“I didn’t say so.”
“But, hang it all, though there’s little enough that’s clear, it’s surely clear by now that Brinkman was a wrong ’un. And if he was a wrong ’un, what can his motive have been throughout unless he was Mottram’s murderer? I don’t associate innocence with a sudden flitting at nightfall, and a bogus name given in when you order the car to take you to the station.”
“Still, it’s not enough to have a general impression that a man is a wrong ’un, and hang him on the strength of it. You must discover a motive for which he would have done the murder, and a method by which he could have done it. Are you prepared to produce those?”

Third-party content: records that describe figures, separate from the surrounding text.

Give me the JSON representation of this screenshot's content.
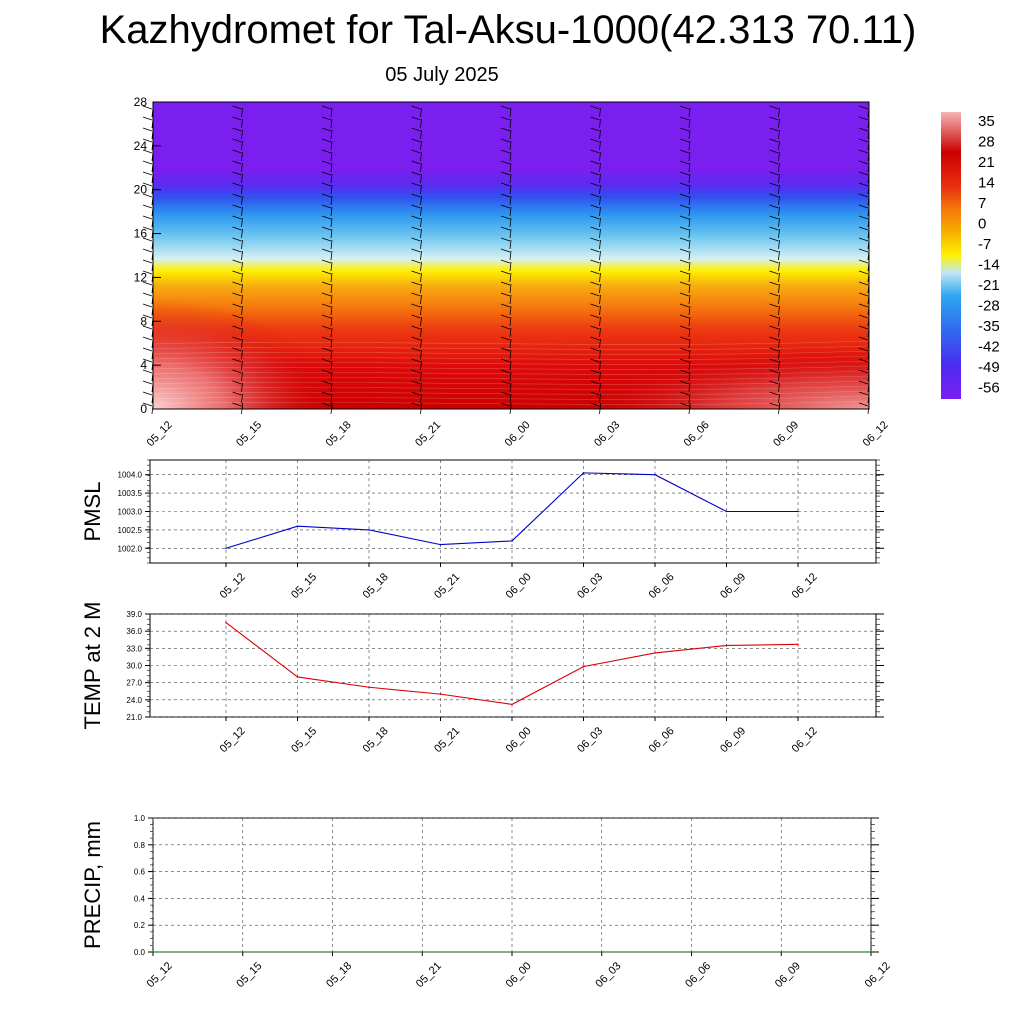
{
  "title": "Kazhydromet for Tal-Aksu-1000(42.313 70.11)",
  "subtitle": "05 July 2025",
  "chart_data": [
    {
      "type": "heatmap",
      "y_ticks": [
        0,
        4,
        8,
        12,
        16,
        20,
        24,
        28
      ],
      "ylim": [
        0,
        28
      ],
      "x_ticks": [
        "05_12",
        "05_15",
        "05_18",
        "05_21",
        "06_00",
        "06_03",
        "06_06",
        "06_09",
        "06_12"
      ],
      "colorbar_ticks": [
        35,
        28,
        21,
        14,
        7,
        0,
        -7,
        -14,
        -21,
        -28,
        -35,
        -42,
        -49,
        -56
      ],
      "colorbar_range": [
        -60,
        38
      ],
      "colors": {
        "violet": "#7b1ff0",
        "blue": "#2f4cf0",
        "sky": "#2fa8f0",
        "pale": "#c8eaf7",
        "yellow": "#fff200",
        "orange": "#f7a400",
        "red": "#e01010",
        "deep-red": "#cc0000",
        "pink": "#f4b6b6"
      }
    },
    {
      "type": "line",
      "ylabel": "PMSL",
      "x": [
        "05_12",
        "05_15",
        "05_18",
        "05_21",
        "06_00",
        "06_03",
        "06_06",
        "06_09",
        "06_12"
      ],
      "values": [
        1002.0,
        1002.6,
        1002.5,
        1002.1,
        1002.2,
        1004.05,
        1004.0,
        1003.0,
        1003.0
      ],
      "ylim": [
        1001.6,
        1004.4
      ],
      "y_ticks": [
        "1002.0",
        "1002.5",
        "1003.0",
        "1003.5",
        "1004.0"
      ],
      "color": "#0000cc"
    },
    {
      "type": "line",
      "ylabel": "TEMP at 2 M",
      "x": [
        "05_12",
        "05_15",
        "05_18",
        "05_21",
        "06_00",
        "06_03",
        "06_06",
        "06_09",
        "06_12"
      ],
      "values": [
        37.5,
        28.0,
        26.2,
        25.0,
        23.2,
        29.8,
        32.2,
        33.5,
        33.7
      ],
      "ylim": [
        21.0,
        39.0
      ],
      "y_ticks": [
        "21.0",
        "24.0",
        "27.0",
        "30.0",
        "33.0",
        "36.0",
        "39.0"
      ],
      "color": "#dd0000"
    },
    {
      "type": "line",
      "ylabel": "PRECIP, mm",
      "x": [
        "05_12",
        "05_15",
        "05_18",
        "05_21",
        "06_00",
        "06_03",
        "06_06",
        "06_09",
        "06_12"
      ],
      "values": [
        0,
        0,
        0,
        0,
        0,
        0,
        0,
        0,
        0
      ],
      "ylim": [
        0.0,
        1.0
      ],
      "y_ticks": [
        "0.0",
        "0.2",
        "0.4",
        "0.6",
        "0.8",
        "1.0"
      ],
      "color": "#006600"
    }
  ]
}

“Why, yes,” said Leyland. “I don’t profess to have all the details of the case at my fingers’ ends; but I’m prepared to give what seems to me a rational explanation of all the circumstances. And it’s an explanation which contends that Mottram met his death by murder.”
Chapter XXIII.
Leyland’s Account of It All
“Of course, as to the motive,” went on Leyland, “I am not absolutely sure that I can point to a single one. But a combination of motives is sufficient, if the motives are comparatively strong ones. On the whole, I am inclined to put the thousand pounds first. For a rich man, Mottram did not pay his secretary very well; and at times, I understand, he talked of parting with him. Brinkman knew that the sum was in Mottram’s possession, for it was he himself who cashed the cheque at the bank. It was only a day or two before they came down here. On the other hand, I doubt if Brinkman knew where the money was; plainly Mottram didn’t trust him very much, or he wouldn’t have taken the trouble to sew the money in the cushions of the car. When I first found the cache, I assumed that Brinkman knew of its existence, and that was one of the reasons why I felt so certain that he would make straight for the garage. Now, I’m more inclined to think he fancied he would find the money among Mottram’s effects, which he must have hoped to examine in the interval before the arrival of the police.”

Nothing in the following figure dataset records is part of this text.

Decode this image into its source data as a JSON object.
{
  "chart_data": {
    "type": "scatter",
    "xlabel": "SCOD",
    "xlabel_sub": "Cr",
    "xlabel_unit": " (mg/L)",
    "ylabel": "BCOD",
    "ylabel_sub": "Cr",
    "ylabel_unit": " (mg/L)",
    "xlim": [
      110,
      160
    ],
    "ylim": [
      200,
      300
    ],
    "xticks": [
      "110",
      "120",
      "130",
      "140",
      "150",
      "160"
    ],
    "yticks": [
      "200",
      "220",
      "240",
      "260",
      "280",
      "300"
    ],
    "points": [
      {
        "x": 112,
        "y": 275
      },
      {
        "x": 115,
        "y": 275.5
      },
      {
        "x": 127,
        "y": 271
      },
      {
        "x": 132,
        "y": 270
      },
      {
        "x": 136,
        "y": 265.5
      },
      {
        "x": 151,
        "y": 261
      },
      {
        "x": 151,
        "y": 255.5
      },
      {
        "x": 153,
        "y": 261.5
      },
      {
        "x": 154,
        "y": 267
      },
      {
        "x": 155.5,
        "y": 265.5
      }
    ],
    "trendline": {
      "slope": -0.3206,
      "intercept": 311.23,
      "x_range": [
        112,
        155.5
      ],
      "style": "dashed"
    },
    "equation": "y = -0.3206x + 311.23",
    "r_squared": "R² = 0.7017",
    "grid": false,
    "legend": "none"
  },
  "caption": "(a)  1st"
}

“Then you don’t think the Euthanasia had anything to do with it after all?” asked Bredon.
“I wouldn’t say that. There’s no doubt that Brinkman was a rabid anti-clerical—Eames was talking to me about that—and I think it’s quite likely he would have welcomed, in any case, an opportunity of getting Mottram out of the way provided that the death looked like suicide. The appearance of suicide would have the advantage, as we have all seen, that the Indescribable wouldn’t pay up. But he wanted, in any case, to give the murder the appearance of suicide, in order to save his own skin.”
“Then you think both motives were present to his mind?”
“Probably. I suppose there is little doubt that he knew of the danger to Mottram’s health, and the consequent danger, from his point of view, that the money would go to the Pullford Diocese. But I don’t think that motive would have been sufficient, if he hadn’t reckoned on getting away with a thousand pounds which didn’t belong to him.”